Reruntuhan yang melukai jiwaku
Capei

Reruntuhan yang melukai jiwaku

Selasa adalah waktu untuk puisi Georgina Ferro. Penyair perbatasan bergabung dengan kepekaan artistiknya terhadap cinta dan kenangan bagi orang-orang perbatasan dan tanah…
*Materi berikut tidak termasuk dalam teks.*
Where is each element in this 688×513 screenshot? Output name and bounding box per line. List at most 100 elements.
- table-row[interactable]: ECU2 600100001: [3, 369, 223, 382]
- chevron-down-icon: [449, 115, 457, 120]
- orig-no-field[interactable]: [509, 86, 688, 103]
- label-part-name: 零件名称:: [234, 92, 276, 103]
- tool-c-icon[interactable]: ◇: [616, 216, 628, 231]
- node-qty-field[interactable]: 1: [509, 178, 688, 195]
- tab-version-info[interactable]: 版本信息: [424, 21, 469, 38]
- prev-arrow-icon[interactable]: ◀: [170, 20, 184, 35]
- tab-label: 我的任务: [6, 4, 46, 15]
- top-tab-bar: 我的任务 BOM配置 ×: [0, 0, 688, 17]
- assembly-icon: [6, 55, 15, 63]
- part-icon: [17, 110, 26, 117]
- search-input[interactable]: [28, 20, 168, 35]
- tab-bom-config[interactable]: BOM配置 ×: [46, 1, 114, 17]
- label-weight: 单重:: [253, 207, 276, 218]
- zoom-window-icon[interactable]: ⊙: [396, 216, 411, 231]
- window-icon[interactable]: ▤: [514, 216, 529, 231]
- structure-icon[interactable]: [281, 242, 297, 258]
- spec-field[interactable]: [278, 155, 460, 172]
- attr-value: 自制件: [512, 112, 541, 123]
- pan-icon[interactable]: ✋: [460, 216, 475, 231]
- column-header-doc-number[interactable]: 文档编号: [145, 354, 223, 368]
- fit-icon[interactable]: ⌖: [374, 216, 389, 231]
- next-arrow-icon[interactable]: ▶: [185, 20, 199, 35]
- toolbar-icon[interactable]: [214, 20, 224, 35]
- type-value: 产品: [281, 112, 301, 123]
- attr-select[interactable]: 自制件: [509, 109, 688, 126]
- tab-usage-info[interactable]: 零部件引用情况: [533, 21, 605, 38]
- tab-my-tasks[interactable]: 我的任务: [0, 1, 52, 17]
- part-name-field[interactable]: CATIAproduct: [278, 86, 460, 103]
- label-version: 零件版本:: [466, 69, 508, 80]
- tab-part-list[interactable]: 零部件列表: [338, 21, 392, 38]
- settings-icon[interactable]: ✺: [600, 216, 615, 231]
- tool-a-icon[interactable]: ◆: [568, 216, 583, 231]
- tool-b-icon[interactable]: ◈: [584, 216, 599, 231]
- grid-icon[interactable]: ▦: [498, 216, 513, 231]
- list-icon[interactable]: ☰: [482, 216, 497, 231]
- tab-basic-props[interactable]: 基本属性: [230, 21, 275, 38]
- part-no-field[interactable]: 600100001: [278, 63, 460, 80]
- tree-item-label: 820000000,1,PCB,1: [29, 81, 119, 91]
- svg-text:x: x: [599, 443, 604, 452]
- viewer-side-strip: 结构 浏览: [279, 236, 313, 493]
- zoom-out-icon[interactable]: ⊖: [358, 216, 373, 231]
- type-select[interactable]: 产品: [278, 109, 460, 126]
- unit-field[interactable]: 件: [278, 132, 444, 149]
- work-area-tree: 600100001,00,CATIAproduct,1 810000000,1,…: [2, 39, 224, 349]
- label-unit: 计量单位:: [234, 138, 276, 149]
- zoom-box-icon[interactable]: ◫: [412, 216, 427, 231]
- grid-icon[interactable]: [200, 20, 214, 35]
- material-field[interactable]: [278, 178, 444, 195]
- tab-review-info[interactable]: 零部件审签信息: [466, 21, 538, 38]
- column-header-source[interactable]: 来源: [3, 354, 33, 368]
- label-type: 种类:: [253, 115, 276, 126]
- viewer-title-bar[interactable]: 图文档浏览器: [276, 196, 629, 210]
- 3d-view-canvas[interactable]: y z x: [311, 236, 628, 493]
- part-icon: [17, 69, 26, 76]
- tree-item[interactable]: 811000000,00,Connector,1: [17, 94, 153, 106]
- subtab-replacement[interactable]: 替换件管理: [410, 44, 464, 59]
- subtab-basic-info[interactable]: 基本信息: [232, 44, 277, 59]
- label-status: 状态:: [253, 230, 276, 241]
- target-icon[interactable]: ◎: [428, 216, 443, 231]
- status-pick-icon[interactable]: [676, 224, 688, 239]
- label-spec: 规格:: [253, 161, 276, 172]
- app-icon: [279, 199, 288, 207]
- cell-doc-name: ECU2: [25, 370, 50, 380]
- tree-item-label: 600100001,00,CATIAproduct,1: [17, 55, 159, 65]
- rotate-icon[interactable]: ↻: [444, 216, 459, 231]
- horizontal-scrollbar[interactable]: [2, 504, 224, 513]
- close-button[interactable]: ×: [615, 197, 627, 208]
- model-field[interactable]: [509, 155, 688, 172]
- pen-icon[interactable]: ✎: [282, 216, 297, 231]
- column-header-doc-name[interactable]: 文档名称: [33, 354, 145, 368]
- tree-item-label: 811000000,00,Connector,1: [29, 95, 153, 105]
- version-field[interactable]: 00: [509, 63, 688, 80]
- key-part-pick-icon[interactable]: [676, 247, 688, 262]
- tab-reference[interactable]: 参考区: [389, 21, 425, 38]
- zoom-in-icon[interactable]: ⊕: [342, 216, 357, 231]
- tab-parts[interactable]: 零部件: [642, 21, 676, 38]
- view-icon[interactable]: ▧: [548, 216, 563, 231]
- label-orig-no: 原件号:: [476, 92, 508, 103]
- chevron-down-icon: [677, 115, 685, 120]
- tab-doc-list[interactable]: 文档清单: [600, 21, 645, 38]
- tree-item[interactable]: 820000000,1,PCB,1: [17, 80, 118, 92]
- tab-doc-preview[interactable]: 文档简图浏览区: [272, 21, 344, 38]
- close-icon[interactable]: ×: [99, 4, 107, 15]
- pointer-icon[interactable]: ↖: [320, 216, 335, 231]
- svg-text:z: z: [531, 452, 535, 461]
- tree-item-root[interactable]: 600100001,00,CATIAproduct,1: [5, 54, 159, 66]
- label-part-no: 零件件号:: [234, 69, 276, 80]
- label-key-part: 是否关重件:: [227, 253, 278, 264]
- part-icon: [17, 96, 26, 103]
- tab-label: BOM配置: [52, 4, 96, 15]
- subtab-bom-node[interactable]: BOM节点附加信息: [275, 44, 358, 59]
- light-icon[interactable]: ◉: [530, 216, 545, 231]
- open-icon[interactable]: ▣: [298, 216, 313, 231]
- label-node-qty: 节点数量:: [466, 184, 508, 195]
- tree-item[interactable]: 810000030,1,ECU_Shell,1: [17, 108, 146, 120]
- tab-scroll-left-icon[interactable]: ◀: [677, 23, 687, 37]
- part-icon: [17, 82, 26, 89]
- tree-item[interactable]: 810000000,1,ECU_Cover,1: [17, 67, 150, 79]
Reruntuhan yang melukai jiwaku
Sepasang sapi menggeliat…

RUINS YANG MENYAKITI JIWAKU

Batu itu melolong, jeritan ledakan keras
Kemudian itu adalah pecahan batu itu
Seolah-olah air mata besar datang darinya,
Dalam balok atau batu puing sederhana,
Batu-batu besar yang berat, tebal, dan tak berbentuk itu,
Itu jatuh menumpuk di lantai

Mobil sudah menjulang, tidak jauh dari sana
Gemetar dengan goyangan yang kuat
Menimbulkan debu di pinggir jalan
Kepada siapa itu datang, dalam keributan yang menggema,
Bantu bawa batu yang ditambang
Untuk «gerobak» akan dimulai di sana

Num eia… ei… aaa… gigih dan berirama
Batu dan lebih banyak batu memenuhi chadeiro
Dalam usaha persahabatan yang luar biasa
Ada yang pertama, kedua, ketiga…
Selalu dengan energi dan kemauan yang sama
Sampai batu itu terisi semua

Kemudian jalan terjal menuju desa,
Sepasang sapi menggeliat
As roda berderit kesal
Beberapa negara bagian yang lebih rapuh terkoyak.
Binatang-binatang pemberani, berpasangan,
Mereka lebih sakit daripada di “capeia”

Betapa senangnya melihat mereka menahan diri
Anak-anak berlari tanpa alas kaki
Wajah kotor, rambut tertiup angin,
Tantangan untuk diikuti
Dari parade yang keras dan lambat itu
Semakin menyakitkan semakin dekat

Saat Anda melihat sapi-sapi terkulai di kandang
Itu segera berkubang di tempat tidur yang dibuat
Untuk memulihkan kekuatan yang dihabiskan
Bibiku, nyonyamu yang sempurna,
Dia datang untuk memanjakan mereka, seolah-olah diam-diam,
Hampir seperti manusia dan bukan binatang

Hari berlalu…minggu…bulan…
Beliung jarang diam
Dalam tuc-tuc … monoton seperti berisik
Untuk mempertajam balok yang terbentuk
Untuk didirikan di tembok yang kuat dan megah
Sayangnya, terkadang ditinggalkan!

:: ::
«Orang-orang dan tempat-tempat di masa laluku», puisi oleh Georgina Ferro
(No. Reporter / Reviewer Capeia Arraiana sejak November 2020.)